On October 29, 2001, Playdium’s secured creditors, led by Covington Capital Corporation, sought court approval for the New Playdium transaction. However, the consent of Famous Players Inc. appeared to be required in respect of the assignment of a key contract under which Playdium operated game centres at approximately 50 Famous Players theatre locations across Canada. The assignment of this contract to New Playdium was critical to the success of New Playdium’s future business operations.

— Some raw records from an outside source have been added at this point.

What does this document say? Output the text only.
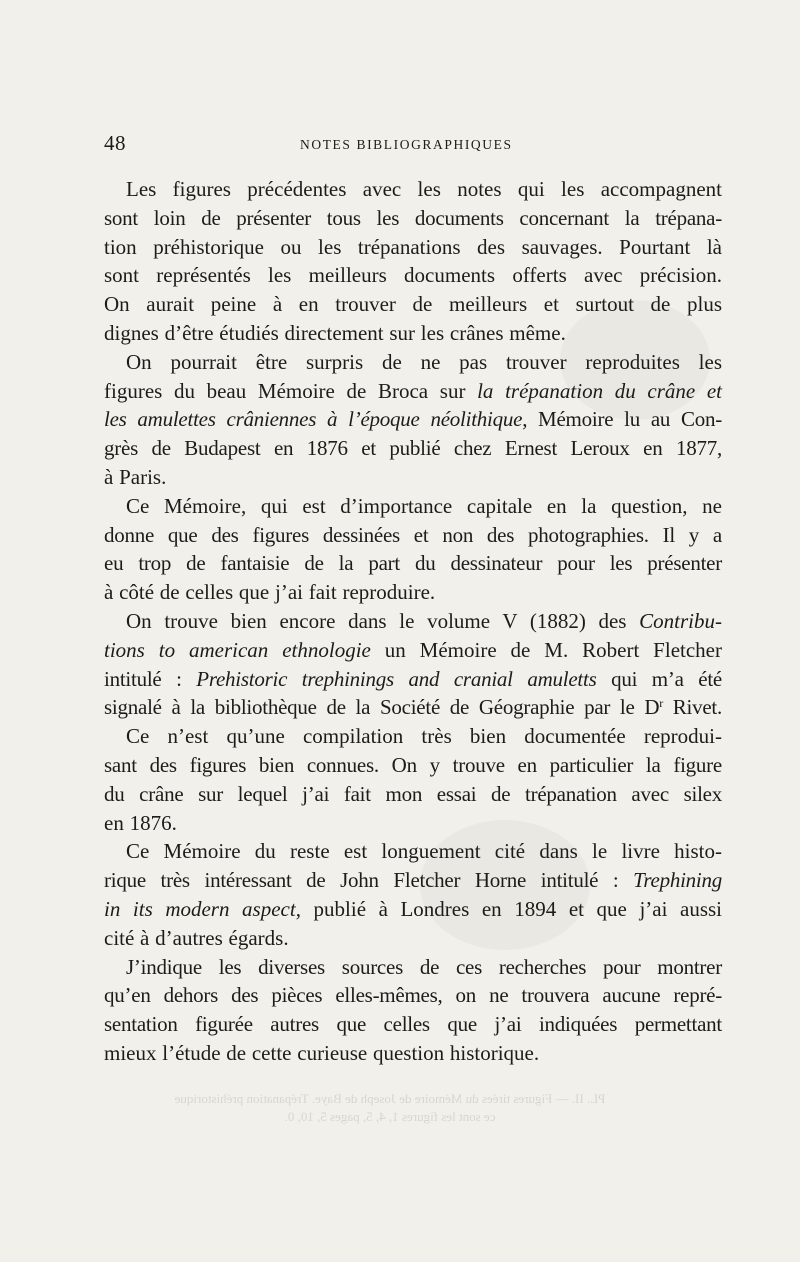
PL. II. — Figures tirées du Mémoire de Joseph de Baye. Trépanation préhistorique
ce sont les figures 1, 4, 5, pages 5, 10, 0.
48	NOTES BIBLIOGRAPHIQUES
Les figures précédentes avec les notes qui les accompagnent
sont loin de présenter tous les documents concernant la trépana-
tion préhistorique ou les trépanations des sauvages. Pourtant là
sont représentés les meilleurs documents offerts avec précision.
On aurait peine à en trouver de meilleurs et surtout de plus
dignes d’être étudiés directement sur les crânes même.
On pourrait être surpris de ne pas trouver reproduites les
figures du beau Mémoire de Broca sur la trépanation du crâne et
les amulettes crâniennes à l’époque néolithique, Mémoire lu au Con-
grès de Budapest en 1876 et publié chez Ernest Leroux en 1877,
à Paris.
Ce Mémoire, qui est d’importance capitale en la question, ne
donne que des figures dessinées et non des photographies. Il y a
eu trop de fantaisie de la part du dessinateur pour les présenter
à côté de celles que j’ai fait reproduire.
On trouve bien encore dans le volume V (1882) des Contribu-
tions to american ethnologie un Mémoire de M. Robert Fletcher
intitulé : Prehistoric trephinings and cranial amuletts qui m’a été
signalé à la bibliothèque de la Société de Géographie par le $D^r$ Rivet.
Ce n’est qu’une compilation très bien documentée reprodui-
sant des figures bien connues. On y trouve en particulier la figure
du crâne sur lequel j’ai fait mon essai de trépanation avec silex
en 1876.
Ce Mémoire du reste est longuement cité dans le livre histo-
rique très intéressant de John Fletcher Horne intitulé : Trephining
in its modern aspect, publié à Londres en 1894 et que j’ai aussi
cité à d’autres égards.
J’indique les diverses sources de ces recherches pour montrer
qu’en dehors des pièces elles-mêmes, on ne trouvera aucune repré-
sentation figurée autres que celles que j’ai indiquées permettant
mieux l’étude de cette curieuse question historique.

Due to its insolvency, Playdium had been unable to fully perform its obligations under the Famous Players contract, and various events of default existed. Famous Players refused to consent to the assignment of the contract to New Playdium and opposed Covington’s application for approval of the New Playdium transaction. Famous Players also asked the court to lift the CCAA stay to permit Famous Players to terminate the contract with Playdium. Mr. Justice James Spence found that pursuant to the terms of the contract, the contract could not be assigned without the consent of Famous Players. Mr. Justice Spence also found that because of the defaults that existed, Famous Players was acting reasonably in withholding its consent to the assignment.
Notwithstanding these findings, Mr. Justice Spence refused to permit Famous Players to terminate the contract and ruled that he had inherent jurisdiction under the CCAA to authorize the assignment over Famous Players’ objection, holding that the interests of employees whose jobs would be saved, trade suppliers whose contracts would be preserved and members of the public whose game cards would be honoured outweighed the potential prejudice that would be suffered by Famous Players. Mr. Justice Spence also ruled that the contract could be assigned to it without New Playdium assuming liability for Famous Players’ pre-assignment damages claims arising out of Playdium’s contractual defaults. In the end, by order made November 15, 2001, Mr. Justice Spence authorized a transaction under which Playdium’s business was transferred to New Playdium, which is controlled by Covington. The transaction closed on December 3, 2001. TD Bank, another secured creditor, received a minority interest in New Playdium while one of the lenders, a third secured creditor, received warrants pursuant to which it will be entitled to acquire up to 20 per cent interest in New Playdium within three years.
Geoffrey Morawetz and David Bish of Goodmans LLP acted for Playdium. Covington and New Playdium were represented by a team from McMillan Binch that included Andy Kent, Paul Macdonald, Alex MacFarlane, Stephanie Donaher and Waël Rostom (corporate restructuring and litigation), Ted Scott and Lydia Wakulowsky (corporate) and Mark Zwegers (real estate). TD Bank was represented by Robert Rossow and Gavin Tighe of Gardiner Roberts LLP. Michael Rotsztain (corporate restructuring) and Donna Parish (corporate) of Torys LLP acted for one of the lenders. Abraham Costin (real estate) and S. Richard Orzy (bankruptcy) of McCarthy Tétrault LLP acted for OMERS Realty Management Corp., whose secured debt was acquired by Covington as part of the transaction. Craig Hill and Rob MacLellan of Borden Ladner Gervais LLP represented PricewaterhouseCoopers, along with in-house counsel Rick Pettit and Dave Felice. PwC was appointed CCAA monitor and interim receiver of Playdium for the limited purpose of effecting the transfer of Playdium’s business to New Playdium. Famous Players was represented by Mel Rubinoff, Q.C., Gary Grierson and Anthony Caldwell of Fogler, Rubinoff LLP.